Le maire qui rachète les terres agricoles pour protéger les habitants des pesticides

Dans la plaine d’Aunis, près de la Rochelle, le maire de L’Houmeau a décidé de racheter une partie des terres agricoles de sa commune pour qu’il n’y ait plus de pesticides épandus dessus. Cette décision courageuse lui a valu des menaces et bien des ennuis qui n’ont pas entaché sa détermination.
Nouveauté : le robot qui désherbe sans pesticides grâce à l’intelligence artificielle

De plus en plus d'agriculteurs cherchent des solutions pour se passer des produits chimiques dans leurs champs. Un nouveau robot utilise l’intelligence artificielle pour arracher les mauvaises herbes dans les cultures céréalières.
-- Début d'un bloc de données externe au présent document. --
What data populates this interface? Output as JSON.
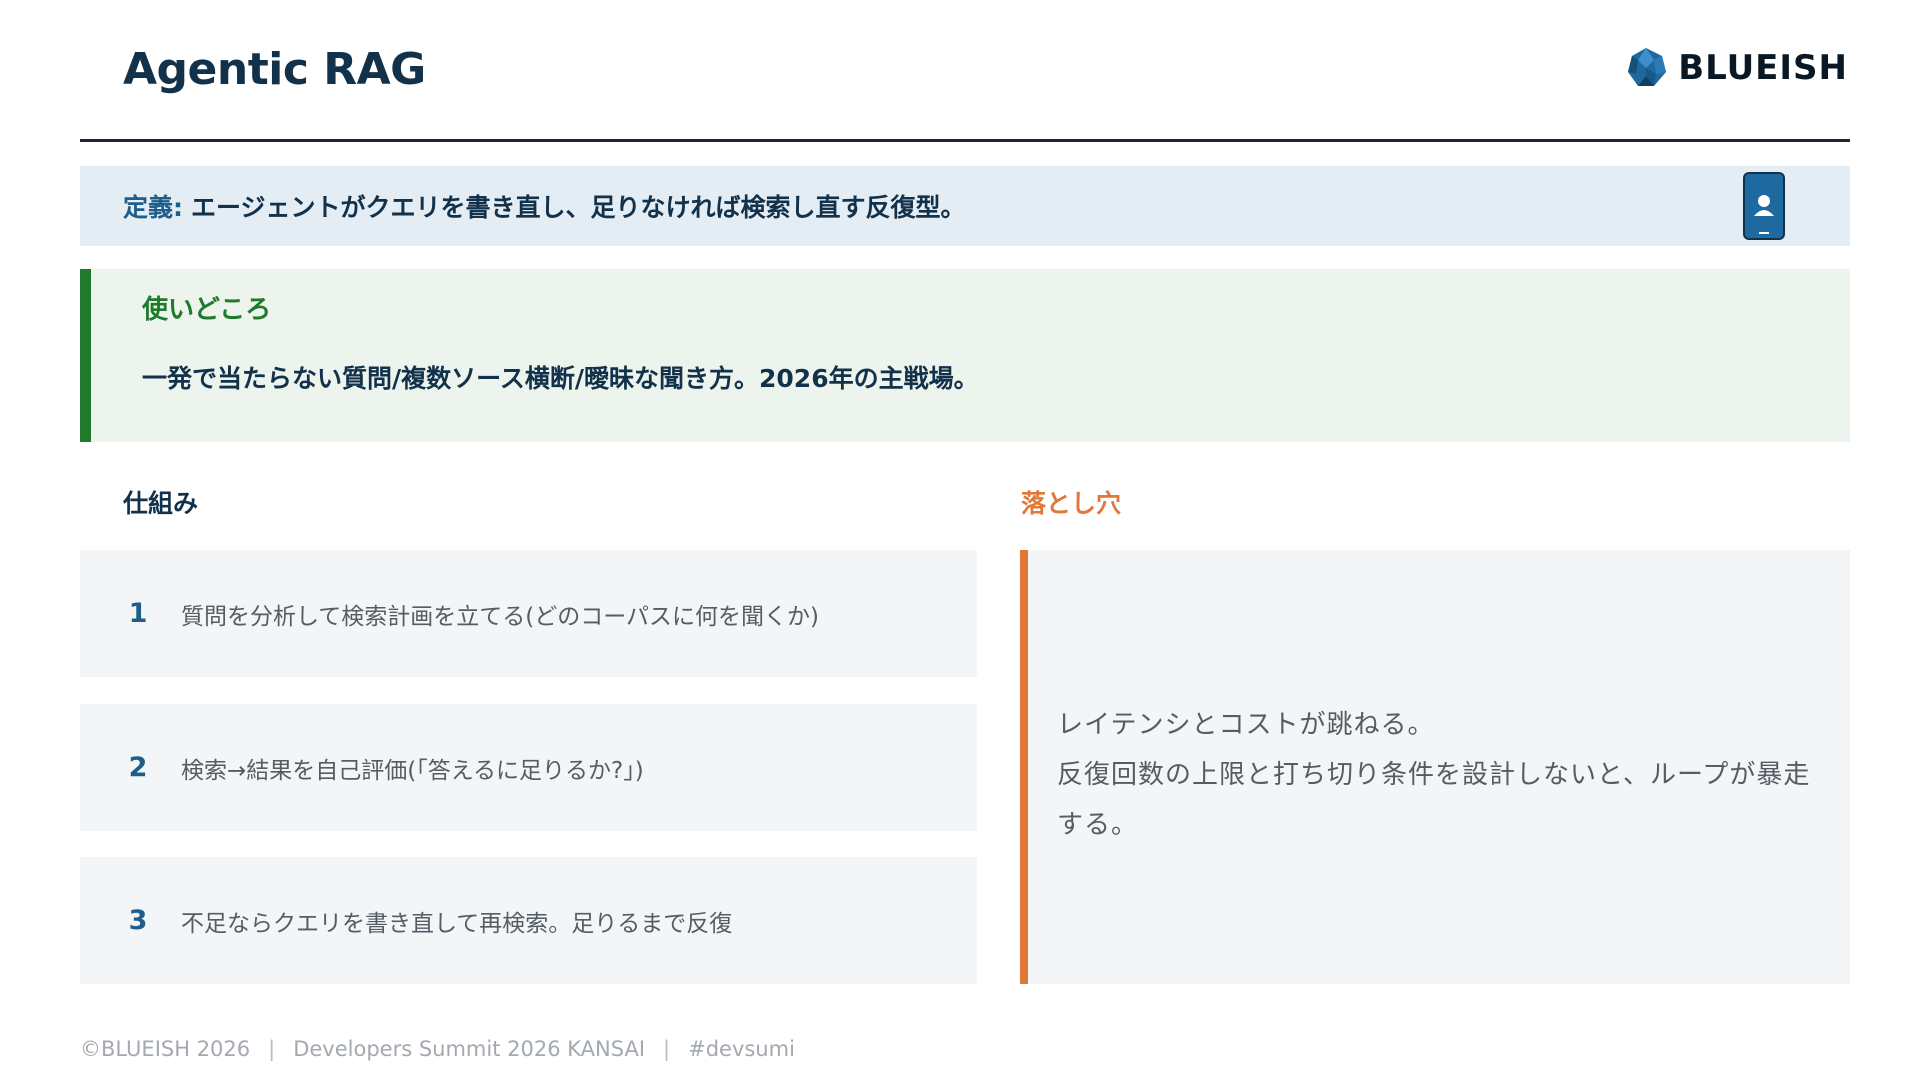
{
  "slide": {
    "title": "Agentic RAG",
    "logo_text": "BLUEISH"
  },
  "definition": {
    "label": "定義:",
    "text": "エージェントがクエリを書き直し、足りなければ検索し直す反復型。",
    "icon": "smartphone-person-icon"
  },
  "usage": {
    "heading": "使いどころ",
    "text": "一発で当たらない質問/複数ソース横断/曖昧な聞き方。2026年の主戦場。"
  },
  "mechanism": {
    "heading": "仕組み",
    "steps": [
      {
        "num": "1",
        "text": "質問を分析して検索計画を立てる(どのコーパスに何を聞くか)"
      },
      {
        "num": "2",
        "text": "検索→結果を自己評価(「答えるに足りるか?」)"
      },
      {
        "num": "3",
        "text": "不足ならクエリを書き直して再検索。足りるまで反復"
      }
    ]
  },
  "pitfalls": {
    "heading": "落とし穴",
    "lines": [
      "レイテンシとコストが跳ねる。",
      "反復回数の上限と打ち切り条件を設計しないと、ループが暴走する。"
    ]
  },
  "footer": {
    "copyright": "©BLUEISH 2026",
    "event": "Developers Summit 2026 KANSAI",
    "hashtag": "#devsumi"
  },
  "colors": {
    "accent_blue": "#1d5f8a",
    "accent_green": "#1f7a2c",
    "accent_orange": "#e1783a"
  }
}
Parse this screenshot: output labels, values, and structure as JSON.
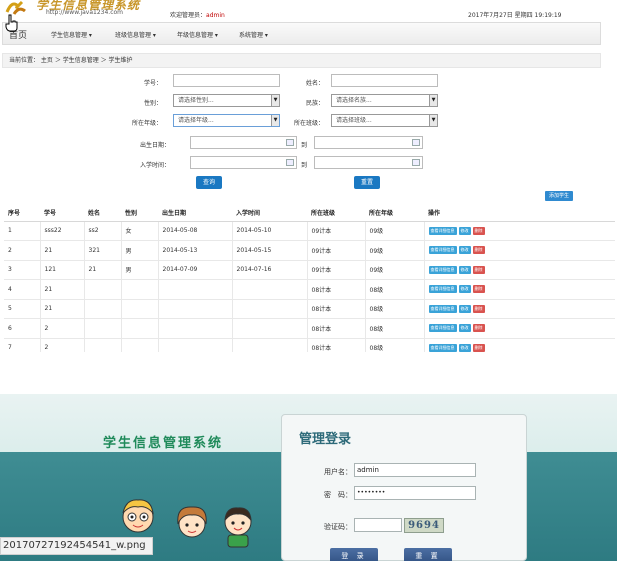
{
  "header": {
    "logo_text": "学生信息管理系统",
    "logo_url": "http://www.java1234.com",
    "welcome_prefix": "欢迎管理员：",
    "admin_user": "admin",
    "datetime": "2017年7月27日 星期四 19:19:19"
  },
  "nav": {
    "home": "首页",
    "items": [
      "学生信息管理 ▾",
      "班级信息管理 ▾",
      "年级信息管理 ▾",
      "系统管理 ▾"
    ]
  },
  "breadcrumb": "当前位置： 主页 ＞ 学生信息管理 ＞ 学生维护",
  "search": {
    "stu_no_label": "学号：",
    "name_label": "姓名：",
    "gender_label": "性别：",
    "gender_placeholder": "请选择性别...",
    "nation_label": "民族：",
    "nation_placeholder": "请选择名族...",
    "grade_label": "所在年级：",
    "grade_placeholder": "请选择年级...",
    "class_label": "所在班级：",
    "class_placeholder": "请选择班级...",
    "birth_label": "出生日期：",
    "to_label": "到",
    "enroll_label": "入学时间：",
    "query_button": "查询",
    "reset_button": "重置",
    "add_button": "添加学生"
  },
  "table": {
    "headers": [
      "序号",
      "学号",
      "姓名",
      "性别",
      "出生日期",
      "入学时间",
      "所在班级",
      "所在年级",
      "操作"
    ],
    "rows": [
      [
        "1",
        "sss22",
        "ss2",
        "女",
        "2014-05-08",
        "2014-05-10",
        "09计本",
        "09级"
      ],
      [
        "2",
        "21",
        "321",
        "男",
        "2014-05-13",
        "2014-05-15",
        "09计本",
        "09级"
      ],
      [
        "3",
        "121",
        "21",
        "男",
        "2014-07-09",
        "2014-07-16",
        "09计本",
        "09级"
      ],
      [
        "4",
        "21",
        "",
        "",
        "",
        "",
        "08计本",
        "08级"
      ],
      [
        "5",
        "21",
        "",
        "",
        "",
        "",
        "08计本",
        "08级"
      ],
      [
        "6",
        "2",
        "",
        "",
        "",
        "",
        "08计本",
        "08级"
      ],
      [
        "7",
        "2",
        "",
        "",
        "",
        "",
        "08计本",
        "08级"
      ]
    ],
    "action_labels": {
      "detail": "查看详细信息",
      "edit": "修改",
      "delete": "删除"
    }
  },
  "login": {
    "system_title": "学生信息管理系统",
    "panel_title": "管理登录",
    "username_label": "用户名：",
    "username_value": "admin",
    "password_label": "密　码：",
    "password_value": "••••••••",
    "captcha_label": "验证码：",
    "captcha_value": "9694",
    "login_button": "登 录",
    "reset_button": "重 置"
  },
  "filename": "20170727192454541_w.png"
}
Cette solution mécanique permet aux céréaliers de ne pas épandre de produits phytosanitaires dans leurs champs.
Des combattants
Franck Rinchet-Girollet

En 2018, son fils de deux ans déclare une leucémie. Il est aujourd’hui en rémission mais cette maladie a bouleversé la vie de Franck. Lui qui était chauffeur de bus et n’avait jamais milité auparavant consacre désormais sa vie à comprendre l’impact des pesticides sur les cancers pédiatriques de la Plaine d’Aunis près de La Rochelle.
Laure Marivain

Cette ancienne fleuriste est la première à avoir fait reconnaître le lien entre les pesticides auxquels elle a été exposée pendant sa grossesse et la leucémie de sa fille Emmy, décédée à 11 ans en mars 2022. Laure nous livre un témoignage poignant sur les dangers des pesticides pour les professionnels du secteur et leurs familles.
Jean-Claude Gauthier

Agriculteur à la retraite, Jean-Claude Gauthier a utilisé des pesticides toute sa vie. Aujourd’hui atteint d’un cancer, il se bat pour alerter les générations futures sur les précautions à prendre lors de l’utilisation de produits chimiques. Jean-Claude incite également les agriculteurs malades à faire reconnaître leur maladie professionnelle.